Capability Statement

Our 'Canti-Traveller' is a purpose-built temporary mobile platform that facilitates fast, safe, low-impact construction of piled marine jetties and piers.

The innovative system, designed and fabricated by our in-house team, provides a platform for progressively installing new piles, propelling itself along the new jetty alignment using hydraulics. 

A piling gate fixed to the front of the Traveller allows pitching and driving of piles in a vertical position. If required it can be used to install raking piles using the gate’s hydraulics.  The piling gate also provides a working platform for cutting piles and welding headstocks.  Bent spacing can extend to 27 m, and it has a system for changing direction. The traveller supports a 450 tonne crawler crane, if required.

One of the primary advantages of the Canti-Traveller is its minimal ecological impact, not touching the earth except for the permanent piles it both drives and sits atop. Removing the need for marine-borne plant, it also operates independently of marine conditions, offering significant program and cost certainty.  This makes the Canti-traveller particularly effective in design and construct projects where the program can be optimized for maximum efficiency. 

We have a proven track record of successful installations in environmentally sensitive areas and a reputation for delivering safe, efficient, marine solutions for our customers. The Canti-Traveller reinforces our leadership in marine innovation and construction. 

Click on the video to see the Canti-Traveller in action (Hint: It's yellow!). Click here for a more detailed specification.

Our marine engineering specialists are always on the lookout for ways to minimise the impact of our works on sensitive environments, and a recent example comes from the New Bridgewater Bridge Project in Tasmania.

The project involves a new 1,300 m long bridge built across the River Derwent. The bridge is being erected from a temporary access platform, which crosses shallow tidal mudflats that have significant environmental, cultural and heritage importance. The temporary access platform allows continuous access for delivery and lifting of segments along the bridge alignment

The initial design for the temporary access platform included piles, but this approach was deemed to have significant environmental, cost and program impacts.

So an alternate and innovative construction methodology was developed by our marine specialists.

While the shallow tidal mudflats prevented the use of floating crane barges, interconnected barges placed on the seabed form the basis of the solution.

Standard (flat-top, 55 m long) barges have been floated into position at high tide, trimmed and ballasted down onto the mud flats. The barges are connected using specifically designed link bridges, allowing movement of equipment over a total length of about 800 m.

The innovative design caters for critical issues such as differential settlement of the very soft muds under cyclic loads; dynamic lifting loads; and load sharing between barges.

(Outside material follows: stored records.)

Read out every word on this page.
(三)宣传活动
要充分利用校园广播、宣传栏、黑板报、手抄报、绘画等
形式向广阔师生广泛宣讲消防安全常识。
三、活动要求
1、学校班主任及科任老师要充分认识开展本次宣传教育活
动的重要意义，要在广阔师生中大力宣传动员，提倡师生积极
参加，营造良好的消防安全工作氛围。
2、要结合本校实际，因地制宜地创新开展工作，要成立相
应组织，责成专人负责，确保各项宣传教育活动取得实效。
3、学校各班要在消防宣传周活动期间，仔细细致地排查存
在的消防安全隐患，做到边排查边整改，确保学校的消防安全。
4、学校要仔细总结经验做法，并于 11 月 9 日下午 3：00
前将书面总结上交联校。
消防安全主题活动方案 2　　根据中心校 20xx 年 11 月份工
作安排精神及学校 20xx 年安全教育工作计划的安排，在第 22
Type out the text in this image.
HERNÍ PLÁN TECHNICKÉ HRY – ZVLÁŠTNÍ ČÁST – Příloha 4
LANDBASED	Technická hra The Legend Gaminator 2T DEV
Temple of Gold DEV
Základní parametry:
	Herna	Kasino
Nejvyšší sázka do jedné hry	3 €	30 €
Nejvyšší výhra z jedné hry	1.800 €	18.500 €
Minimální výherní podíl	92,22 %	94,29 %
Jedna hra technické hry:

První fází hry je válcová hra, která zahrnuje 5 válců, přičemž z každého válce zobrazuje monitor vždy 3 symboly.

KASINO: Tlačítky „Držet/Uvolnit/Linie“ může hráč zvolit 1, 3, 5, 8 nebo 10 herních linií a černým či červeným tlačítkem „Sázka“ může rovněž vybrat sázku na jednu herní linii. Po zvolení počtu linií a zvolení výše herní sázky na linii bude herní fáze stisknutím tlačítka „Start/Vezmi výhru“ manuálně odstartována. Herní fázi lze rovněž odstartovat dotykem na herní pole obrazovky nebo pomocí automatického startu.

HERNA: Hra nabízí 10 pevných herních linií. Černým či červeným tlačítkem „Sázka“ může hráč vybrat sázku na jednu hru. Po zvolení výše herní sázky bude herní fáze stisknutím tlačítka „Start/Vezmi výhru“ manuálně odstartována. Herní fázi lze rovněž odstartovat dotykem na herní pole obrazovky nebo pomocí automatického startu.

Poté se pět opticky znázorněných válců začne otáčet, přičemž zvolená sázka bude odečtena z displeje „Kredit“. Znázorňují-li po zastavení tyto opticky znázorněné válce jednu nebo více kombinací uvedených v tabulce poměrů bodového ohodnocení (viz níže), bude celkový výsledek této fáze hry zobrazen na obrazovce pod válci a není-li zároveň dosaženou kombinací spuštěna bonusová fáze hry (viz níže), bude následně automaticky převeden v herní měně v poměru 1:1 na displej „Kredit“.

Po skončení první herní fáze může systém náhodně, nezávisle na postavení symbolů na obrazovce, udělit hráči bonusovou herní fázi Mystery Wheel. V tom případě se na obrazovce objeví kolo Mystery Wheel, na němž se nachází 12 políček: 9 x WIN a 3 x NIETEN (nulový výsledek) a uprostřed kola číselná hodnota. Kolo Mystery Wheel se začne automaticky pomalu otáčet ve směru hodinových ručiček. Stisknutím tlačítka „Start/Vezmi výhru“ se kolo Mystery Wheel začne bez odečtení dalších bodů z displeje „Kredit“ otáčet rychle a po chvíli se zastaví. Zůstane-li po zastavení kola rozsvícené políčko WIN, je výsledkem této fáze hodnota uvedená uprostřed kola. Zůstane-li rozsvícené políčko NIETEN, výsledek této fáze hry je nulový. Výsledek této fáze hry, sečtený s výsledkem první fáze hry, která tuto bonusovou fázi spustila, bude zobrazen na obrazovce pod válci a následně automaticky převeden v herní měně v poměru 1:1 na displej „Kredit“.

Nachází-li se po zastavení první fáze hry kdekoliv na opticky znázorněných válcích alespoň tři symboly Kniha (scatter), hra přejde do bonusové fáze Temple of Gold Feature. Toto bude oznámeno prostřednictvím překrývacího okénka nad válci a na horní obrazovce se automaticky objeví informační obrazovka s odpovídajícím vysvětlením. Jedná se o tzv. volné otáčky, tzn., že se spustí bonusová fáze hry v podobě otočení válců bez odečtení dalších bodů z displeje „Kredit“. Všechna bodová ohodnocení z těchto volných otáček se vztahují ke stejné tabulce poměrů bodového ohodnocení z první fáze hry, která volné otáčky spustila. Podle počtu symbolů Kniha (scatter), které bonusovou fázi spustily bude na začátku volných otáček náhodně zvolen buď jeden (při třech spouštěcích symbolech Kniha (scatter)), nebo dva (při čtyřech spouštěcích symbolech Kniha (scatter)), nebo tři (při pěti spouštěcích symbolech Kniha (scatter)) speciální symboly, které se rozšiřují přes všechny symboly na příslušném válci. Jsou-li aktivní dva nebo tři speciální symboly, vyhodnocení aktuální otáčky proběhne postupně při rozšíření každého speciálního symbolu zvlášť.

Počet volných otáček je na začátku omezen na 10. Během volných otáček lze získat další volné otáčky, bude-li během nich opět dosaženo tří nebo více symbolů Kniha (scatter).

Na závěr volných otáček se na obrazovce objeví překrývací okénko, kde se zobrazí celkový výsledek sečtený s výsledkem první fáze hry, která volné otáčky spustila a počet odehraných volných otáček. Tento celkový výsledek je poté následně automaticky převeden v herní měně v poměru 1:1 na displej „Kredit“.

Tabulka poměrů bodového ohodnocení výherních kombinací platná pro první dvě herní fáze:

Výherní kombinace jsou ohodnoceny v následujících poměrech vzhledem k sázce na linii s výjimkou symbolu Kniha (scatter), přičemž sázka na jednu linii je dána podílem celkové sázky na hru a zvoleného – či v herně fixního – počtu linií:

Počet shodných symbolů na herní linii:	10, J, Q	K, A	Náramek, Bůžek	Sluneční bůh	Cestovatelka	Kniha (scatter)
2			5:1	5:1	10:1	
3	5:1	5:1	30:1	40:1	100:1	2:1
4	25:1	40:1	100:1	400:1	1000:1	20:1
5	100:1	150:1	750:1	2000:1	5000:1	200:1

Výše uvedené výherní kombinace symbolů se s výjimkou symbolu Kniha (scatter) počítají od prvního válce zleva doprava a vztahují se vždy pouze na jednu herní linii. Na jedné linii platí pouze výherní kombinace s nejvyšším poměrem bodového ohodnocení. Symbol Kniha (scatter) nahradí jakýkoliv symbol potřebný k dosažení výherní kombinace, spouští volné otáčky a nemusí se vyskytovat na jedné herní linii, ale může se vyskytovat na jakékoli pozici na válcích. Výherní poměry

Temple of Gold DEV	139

Specific lift plans have been developed to address key risks during erection.

The linked barges design provides a safe and cost-effective solution while minimising the impact of construction activities on the environmentally sensitive mudflats. After the barges have been removed the mudflats are expected to recover completely. The barges and link bridges can also be re-used on other marine projects, unlike the original piled solution.

We helped revolutionise the design and construction approach for large-scale marine infrastructure on Rio Tinto's Chith Export Facility project in remote Far North Queensland.

The 350m wharf structure was split into seven, first-of-a-kind ‘jacket’ modules (the substructure) and six topside modules. Weighing approximately 680 tonnes each and standing 30m high, the jacket modules, with integrated dolphins, reduced the number of permanent wharf piles required from 100 to just 28, minimising environmental impact to marine life – a core focus for the Chith Export Facility team.

The wharf topside modules, placed on the jackets, ranged from 600 to 1400 tonnes and were fabricated complete with all services, conveyors, concrete roadways and access walkways.

In true ‘plug and play’ fashion, the modules were delivered and installed by a heavy-lift ship in a safe, clean and efficient operation.

The project, completed in just 10 months, was awarded the Australian Construction Achievement Award by Engineers Australia and the Brunel Medal by the Institute of Civil Engineers (UK).

On the Granite Island Causeway project in South Australia, our team designed and implemented a "shroud and bubble curtain" to stop marine piling noise from disturbing the Southern Right Whale (SRW) and other marine fauna, such as the Australian sea lion and little penguins.

Prior to the solution being developed and approved, a local whale protection group strongly objected to piling occurring during whale season, which had the potential to impact the project's schedule and budget.

The bubble curtain was designed to reduce the noise levels by scattering, absorption, reflection, and refraction of the sound waves. The curtain design, along with some other piling modifications, gave sufficient confidence for federal approval under the Environment Protection and Biodiversity Conservation Act for piling during the whale season.